La seconde exprime de l’étonnement : comment peut-on n’avoir rien à dire alors que nous sortons du grand débat ?
Justement, le grand débat (j’hésite à mettre ou non des majuscules), ce n’était qu’une thérapie de groupe au niveau national, et comme dans toute thérapie de groupe, l’essentiel n’est pas ce que l’on dit, l’essentiel est de parler, de s’exprimer devant les autres. Une parole qui libère, même si l'on n’a rien à dire.
Certes, des choses ont été dites, mais ces choses étaient déjà de notoriété publique, chacun les connaissait, et notamment ceux qui nous dirigent même s’ils feignaient par commodité de les ignorer.
Si l’on en croit Saint-Exupéry, « aimer ce n’est pas se regarder l’un l’autre mais regarder ensemble dans la même direction », on peut se demander en voyant les Français regarder dans toutes les directions s’ils aiment être ensemble.
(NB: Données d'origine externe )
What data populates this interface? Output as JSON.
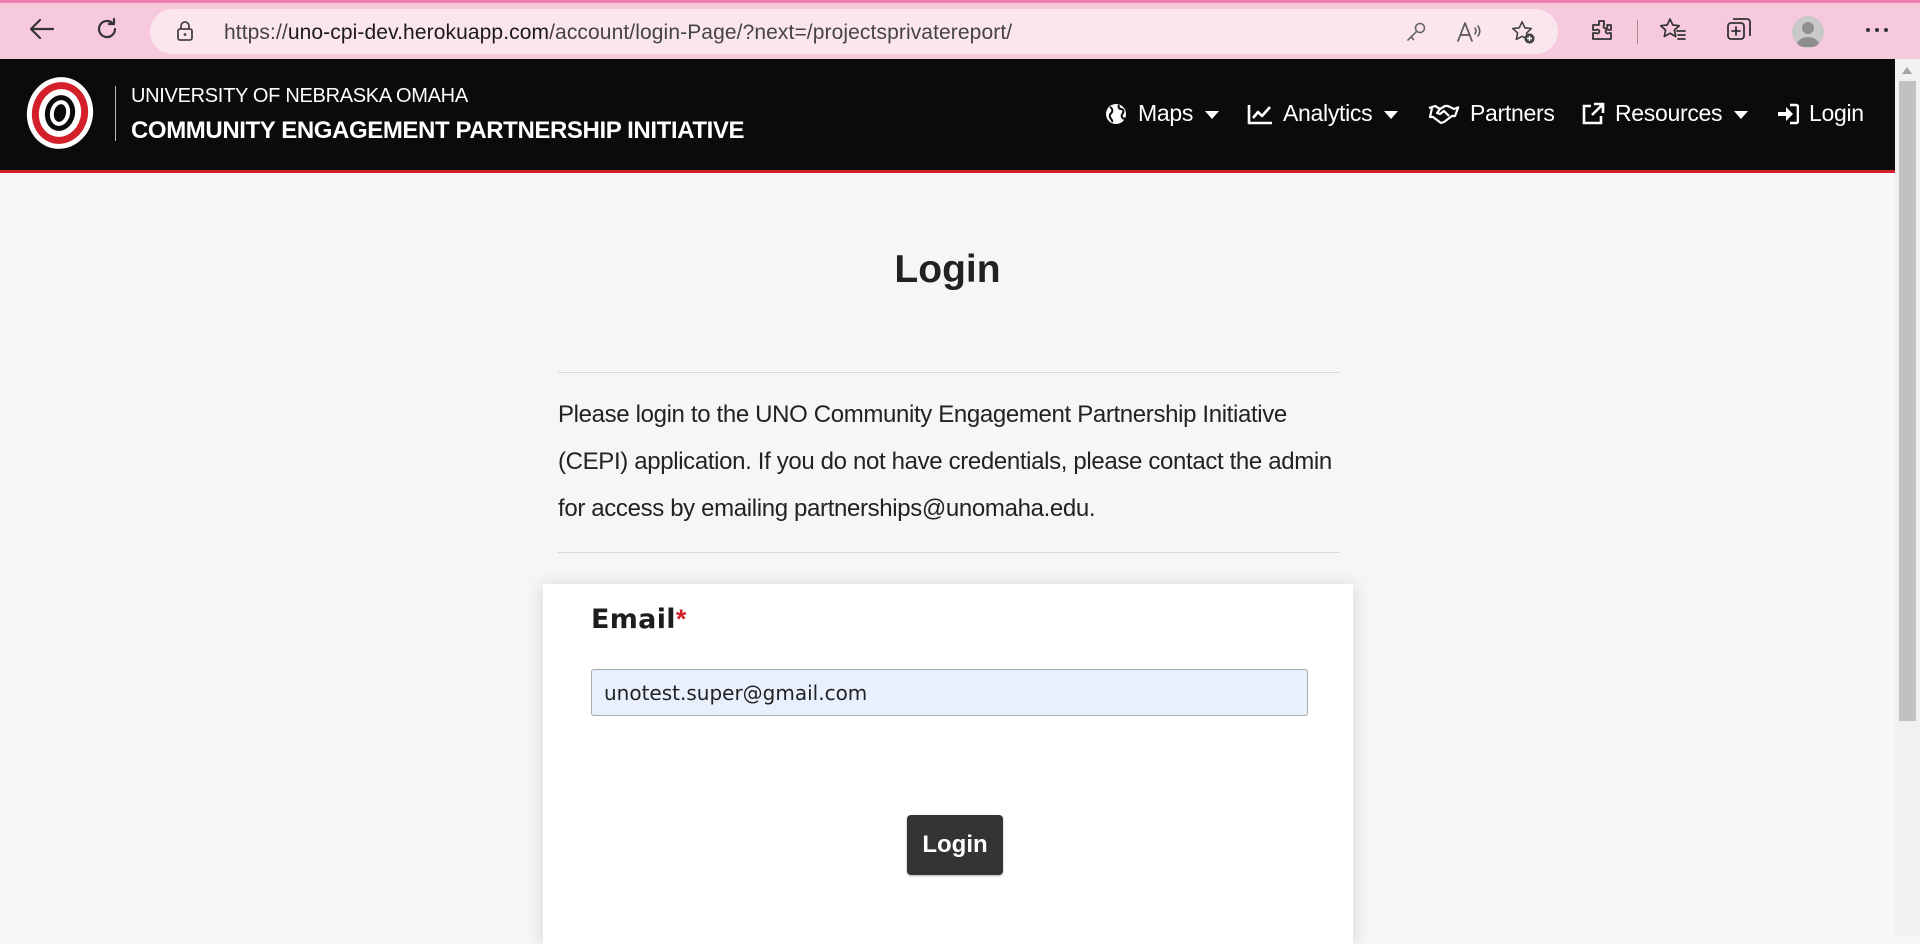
{
  "browser": {
    "url_prefix": "https://",
    "url_host": "uno-cpi-dev.herokuapp.com",
    "url_path": "/account/login-Page/?next=/projectsprivatereport/",
    "icons": [
      "back-icon",
      "refresh-icon",
      "lock-icon",
      "key-icon",
      "read-aloud-icon",
      "add-favorite-icon",
      "extensions-icon",
      "favorites-icon",
      "collections-icon",
      "profile-icon",
      "more-icon"
    ]
  },
  "header": {
    "university": "UNIVERSITY OF NEBRASKA OMAHA",
    "program": "COMMUNITY ENGAGEMENT PARTNERSHIP INITIATIVE",
    "nav": {
      "maps": "Maps",
      "analytics": "Analytics",
      "partners": "Partners",
      "resources": "Resources",
      "login": "Login"
    },
    "accent_color": "#d4202a"
  },
  "main": {
    "title": "Login",
    "intro": "Please login to the UNO Community Engagement Partnership Initiative (CEPI) application. If you do not have credentials, please contact the admin for access by emailing partnerships@unomaha.edu.",
    "form": {
      "email_label": "Email",
      "required_mark": "*",
      "email_value": "unotest.super@gmail.com",
      "submit_label": "Login"
    }
  }
}
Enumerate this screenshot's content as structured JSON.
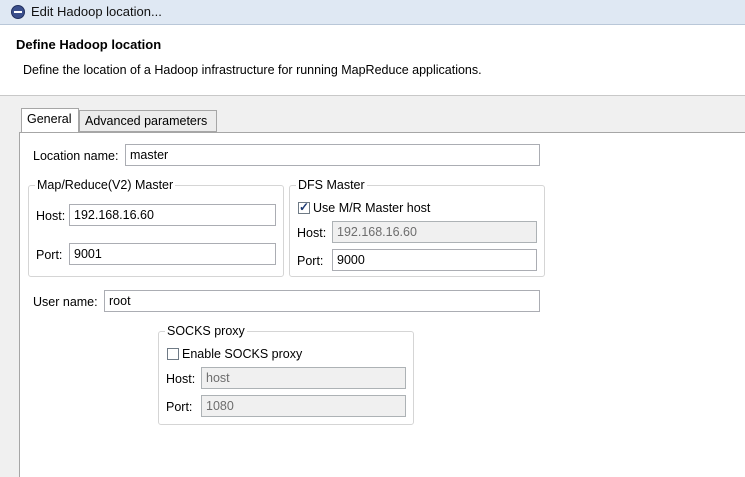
{
  "window": {
    "title": "Edit Hadoop location..."
  },
  "header": {
    "title": "Define Hadoop location",
    "description": "Define the location of a Hadoop infrastructure for running MapReduce applications."
  },
  "tabs": [
    {
      "label": "General",
      "active": true
    },
    {
      "label": "Advanced parameters",
      "active": false
    }
  ],
  "general": {
    "location_name_label": "Location name:",
    "location_name_value": "master",
    "mr_master": {
      "legend": "Map/Reduce(V2) Master",
      "host_label": "Host:",
      "host_value": "192.168.16.60",
      "port_label": "Port:",
      "port_value": "9001"
    },
    "dfs_master": {
      "legend": "DFS Master",
      "use_mr_host_label": "Use M/R Master host",
      "use_mr_host_checked": true,
      "host_label": "Host:",
      "host_value": "192.168.16.60",
      "port_label": "Port:",
      "port_value": "9000"
    },
    "user_name_label": "User name:",
    "user_name_value": "root",
    "socks_proxy": {
      "legend": "SOCKS proxy",
      "enable_label": "Enable SOCKS proxy",
      "enable_checked": false,
      "host_label": "Host:",
      "host_value": "host",
      "port_label": "Port:",
      "port_value": "1080"
    }
  }
}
Tout de même, il y a quelques points sur lesquels ils semblent d’accord : moins d’impôts et plus de services publics et de solidarité, plus d’autorité de la part de l’Etat et plus de démocratie participative (vue du citoyen) ou délibérative (vue de l’Etat), moins d’élus mais plus de disponibilité et d’écoute de leur part, des élus moins payés mais insensibles à la corruption.
Le consensus parfait se retrouvant dans le mécontentement. Celui des pauvres qui veulent l’être moins, celui des classes moyennes qui ne veulent pas s’appauvrir, celui des riches qui veulent le rester.